The pressure on the hockey team is now enormous as the hockey public expects consistency and gradually better results. That is as it should be. However, India has now shown that it is the home of hockey worldwide and should play an even more important role in the game.
Tokyo Games witnessed the coming of age of India women hockey team. Photo - PTI/AP
Q: The Indian girls stunned Australia and then narrowly missed the bronze. How do you view this transformation?
A: The Indian women’s hockey team has been slowly getting better and although they don’t have the glitz the men’s team has, the girls have been getting better under the radar and not receiving the pressure the men’s team has been under. This has certainly helped them. Sjoerd Marijne has done an outstanding job and developed them into a serious contender for consistent top-six finishes.
Q: Dutch coach Sjoerd Marijne said the Indian girls now must be treated like the men. Equal exposure, more tournaments at home, a professional league …
A: I agree with that. The women players and administrators must push for this. I feel that for their continued growth, an Indian hockey league attached to the men would be vital for the continued success of the women’s team.
Q: Do you think a foreign support staff (both men and women) has helped Indian hockey grow in the last four-five years?

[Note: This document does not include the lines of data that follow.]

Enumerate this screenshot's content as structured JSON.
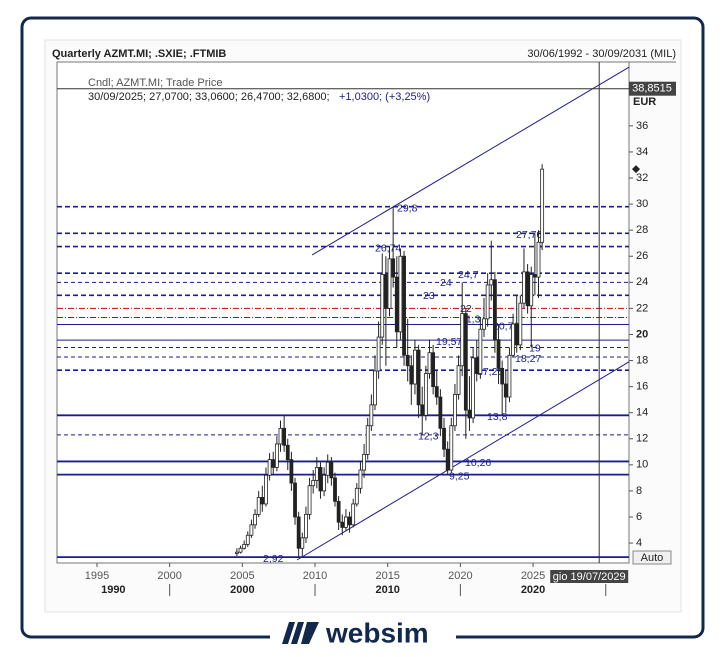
{
  "header": {
    "title": "Quarterly AZMT.MI; .SXIE; .FTMIB",
    "range": "30/06/1992 - 30/09/2031 (MIL)"
  },
  "chart_data": {
    "type": "candlestick",
    "legend": "Cndl; AZMT.MI; Trade Price",
    "quote": "30/09/2025; 27,0700; 33,0600; 26,4700; 32,6800;",
    "change": "+1,0300; (+3,25%)",
    "currency": "EUR",
    "auto_button": "Auto",
    "xlim": [
      1992.25,
      2031.6
    ],
    "xticks": [
      1995,
      2000,
      2005,
      2010,
      2015,
      2020,
      2025
    ],
    "decades": [
      1990,
      2000,
      2010,
      2020
    ],
    "ylim": [
      2.47,
      40.9
    ],
    "yticks": [
      4,
      6,
      8,
      10,
      12,
      14,
      16,
      18,
      20,
      22,
      24,
      26,
      28,
      30,
      32,
      34,
      36
    ],
    "color": "#222222",
    "x": [
      2004.625,
      2004.875,
      2005.125,
      2005.375,
      2005.625,
      2005.875,
      2006.125,
      2006.375,
      2006.625,
      2006.875,
      2007.125,
      2007.375,
      2007.625,
      2007.875,
      2008.125,
      2008.375,
      2008.625,
      2008.875,
      2009.125,
      2009.375,
      2009.625,
      2009.875,
      2010.125,
      2010.375,
      2010.625,
      2010.875,
      2011.125,
      2011.375,
      2011.625,
      2011.875,
      2012.125,
      2012.375,
      2012.625,
      2012.875,
      2013.125,
      2013.375,
      2013.625,
      2013.875,
      2014.125,
      2014.375,
      2014.625,
      2014.875,
      2015.125,
      2015.375,
      2015.625,
      2015.875,
      2016.125,
      2016.375,
      2016.625,
      2016.875,
      2017.125,
      2017.375,
      2017.625,
      2017.875,
      2018.125,
      2018.375,
      2018.625,
      2018.875,
      2019.125,
      2019.375,
      2019.625,
      2019.875,
      2020.125,
      2020.375,
      2020.625,
      2020.875,
      2021.125,
      2021.375,
      2021.625,
      2021.875,
      2022.125,
      2022.375,
      2022.625,
      2022.875,
      2023.125,
      2023.375,
      2023.625,
      2023.875,
      2024.125,
      2024.375,
      2024.625,
      2024.875,
      2025.125,
      2025.375,
      2025.625
    ],
    "series": [
      {
        "open": [
          3.2,
          3.3,
          3.6,
          3.9,
          4.6,
          5.4,
          6.2,
          7.5,
          7.0,
          9.2,
          10.4,
          9.8,
          11.6,
          12.8,
          11.5,
          10.4,
          8.6,
          6.0,
          3.6,
          4.4,
          6.2,
          8.4,
          8.8,
          9.8,
          8.0,
          9.2,
          10.2,
          9.0,
          7.2,
          5.6,
          5.2,
          6.0,
          5.4,
          7.0,
          8.2,
          9.6,
          10.8,
          13.0,
          14.6,
          17.2,
          19.8,
          24.6,
          22.0,
          25.8,
          24.4,
          20.2,
          26.0,
          18.4,
          17.6,
          16.2,
          18.8,
          14.6,
          13.8,
          17.0,
          18.6,
          16.0,
          15.2,
          12.8,
          11.2,
          9.6,
          13.0,
          15.4,
          17.6,
          21.6,
          14.2,
          13.6,
          18.2,
          17.0,
          20.4,
          21.2,
          23.8,
          24.2,
          19.6,
          17.4,
          16.2,
          15.2,
          18.4,
          20.8,
          19.2,
          22.4,
          24.8,
          22.2,
          24.6,
          24.4,
          27.07
        ],
        "high": [
          3.6,
          3.8,
          4.2,
          4.9,
          5.8,
          6.6,
          8.0,
          8.4,
          9.8,
          10.9,
          11.0,
          12.2,
          13.4,
          13.8,
          12.0,
          11.0,
          9.0,
          6.4,
          4.8,
          6.8,
          9.0,
          9.6,
          10.6,
          10.2,
          9.8,
          10.8,
          10.6,
          9.4,
          7.6,
          6.2,
          6.6,
          6.4,
          7.4,
          8.6,
          10.2,
          11.6,
          13.6,
          15.4,
          18.4,
          21.0,
          26.2,
          26.0,
          26.74,
          29.8,
          26.0,
          26.6,
          26.4,
          21.2,
          18.4,
          19.6,
          19.2,
          16.0,
          17.6,
          19.6,
          19.2,
          17.2,
          15.8,
          13.6,
          11.8,
          13.6,
          16.2,
          18.4,
          24.0,
          22.0,
          16.8,
          19.0,
          19.57,
          21.3,
          22.8,
          24.7,
          27.2,
          24.8,
          20.76,
          18.0,
          17.26,
          19.0,
          21.6,
          23.0,
          23.0,
          26.6,
          25.4,
          25.2,
          27.76,
          28.0,
          33.06
        ],
        "low": [
          3.0,
          3.2,
          3.5,
          3.7,
          4.4,
          5.1,
          6.0,
          6.4,
          6.8,
          8.8,
          9.2,
          9.5,
          11.0,
          11.0,
          9.6,
          8.0,
          5.4,
          2.92,
          3.0,
          4.0,
          5.8,
          7.8,
          8.2,
          7.4,
          7.6,
          8.6,
          8.4,
          6.8,
          5.0,
          4.6,
          4.9,
          4.8,
          5.2,
          6.8,
          7.8,
          9.0,
          10.4,
          12.6,
          14.2,
          16.6,
          19.2,
          17.6,
          21.4,
          23.6,
          19.0,
          19.6,
          17.6,
          16.4,
          14.6,
          15.4,
          13.6,
          12.3,
          13.4,
          16.6,
          15.4,
          14.6,
          12.2,
          10.6,
          9.25,
          9.4,
          12.6,
          15.0,
          16.8,
          12.0,
          12.6,
          13.2,
          16.4,
          16.6,
          19.8,
          20.6,
          22.6,
          18.6,
          16.2,
          13.8,
          14.0,
          14.8,
          18.27,
          18.6,
          18.8,
          22.0,
          21.6,
          19.0,
          23.0,
          22.8,
          26.47
        ],
        "close": [
          3.3,
          3.6,
          3.9,
          4.6,
          5.4,
          6.2,
          7.5,
          7.0,
          9.2,
          10.4,
          9.8,
          11.6,
          12.8,
          11.5,
          10.4,
          8.6,
          6.0,
          3.6,
          4.4,
          6.2,
          8.4,
          8.8,
          9.8,
          8.0,
          9.2,
          10.2,
          9.0,
          7.2,
          5.6,
          5.2,
          6.0,
          5.4,
          7.0,
          8.2,
          9.6,
          10.8,
          13.0,
          14.6,
          17.2,
          19.8,
          24.6,
          22.0,
          25.8,
          24.4,
          20.2,
          26.0,
          18.4,
          17.6,
          16.2,
          18.8,
          14.6,
          13.8,
          17.0,
          18.6,
          16.0,
          15.2,
          12.8,
          11.2,
          9.6,
          13.0,
          15.4,
          17.6,
          21.6,
          14.2,
          13.6,
          18.2,
          17.0,
          20.4,
          21.2,
          23.8,
          24.2,
          19.6,
          17.4,
          16.2,
          15.2,
          18.4,
          20.8,
          19.2,
          22.4,
          24.8,
          22.2,
          24.6,
          24.4,
          27.07,
          32.68
        ]
      }
    ],
    "levels": [
      {
        "value": 29.8,
        "label": "29,8",
        "style": "thick-dashed",
        "color": "#1c1c8f"
      },
      {
        "value": 27.76,
        "label": "27,76",
        "style": "thick-dashed",
        "color": "#1c1c8f"
      },
      {
        "value": 26.74,
        "label": "26,74",
        "style": "thick-dashed",
        "color": "#1c1c8f"
      },
      {
        "value": 24.7,
        "label": "24,7",
        "style": "thick-dashed",
        "color": "#1c1c8f"
      },
      {
        "value": 24,
        "style": "thin-dashed",
        "color": "#1c1c8f"
      },
      {
        "value": 23,
        "style": "thick-dashed",
        "color": "#1c1c8f"
      },
      {
        "value": 22,
        "style": "dash-dot",
        "color": "#cc0000"
      },
      {
        "value": 21.3,
        "label": "21,3",
        "style": "dash-dot",
        "color": "#cc0000"
      },
      {
        "value": 20.76,
        "label": "20,76",
        "style": "thin-solid",
        "color": "#1c1c8f"
      },
      {
        "value": 19.57,
        "label": "19,57",
        "style": "thin-solid",
        "color": "#1c1c8f"
      },
      {
        "value": 19,
        "style": "thin-dashed",
        "color": "#1c1c8f"
      },
      {
        "value": 18.27,
        "label": "18,27",
        "style": "thin-dashed",
        "color": "#1c1c8f"
      },
      {
        "value": 17.26,
        "label": "17,26",
        "style": "thick-dashed",
        "color": "#1c1c8f"
      },
      {
        "value": 13.8,
        "label": "13,8",
        "style": "thick-solid",
        "color": "#1c1c8f"
      },
      {
        "value": 12.3,
        "label": "12,3",
        "style": "thin-dashed",
        "color": "#1c1c8f"
      },
      {
        "value": 10.26,
        "label": "10,26",
        "style": "thick-solid",
        "color": "#1c1c8f"
      },
      {
        "value": 9.25,
        "label": "9,25",
        "style": "thick-solid",
        "color": "#1c1c8f"
      },
      {
        "value": 2.92,
        "label": "2,92",
        "style": "thick-solid",
        "color": "#1c1c8f"
      }
    ],
    "trendlines": [
      {
        "x": [
          2009.8,
          2031.6
        ],
        "y": [
          26.1,
          40.5
        ],
        "color": "#1c1c8f"
      },
      {
        "x": [
          2008.76,
          2031.6
        ],
        "y": [
          2.7,
          17.9
        ],
        "color": "#1c1c8f"
      }
    ],
    "cursor": {
      "x": 2029.55,
      "y": 38.8515,
      "x_label": "gio 19/07/2029",
      "y_label": "38,8515"
    }
  },
  "footer": {
    "brand": "websim"
  }
}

A: Absolutely, if you don’t think that is the case have a look at Pakistan. They have believed as soon as you are an Olympian you can coach. How has that worked out for them? They are equally as talented as the Indian players but that’s about it. There is poor coaching and way too much infighting (in Pakistan). There is no doubt that as time goes by, more and more former Indian players will press for a case to be the national head coach. That is as it should be, but now is a critical time and this team needs to press further ahead and it’s going to be even harder as there is not a lot between the top six teams in the world. One mistake and you know the rest.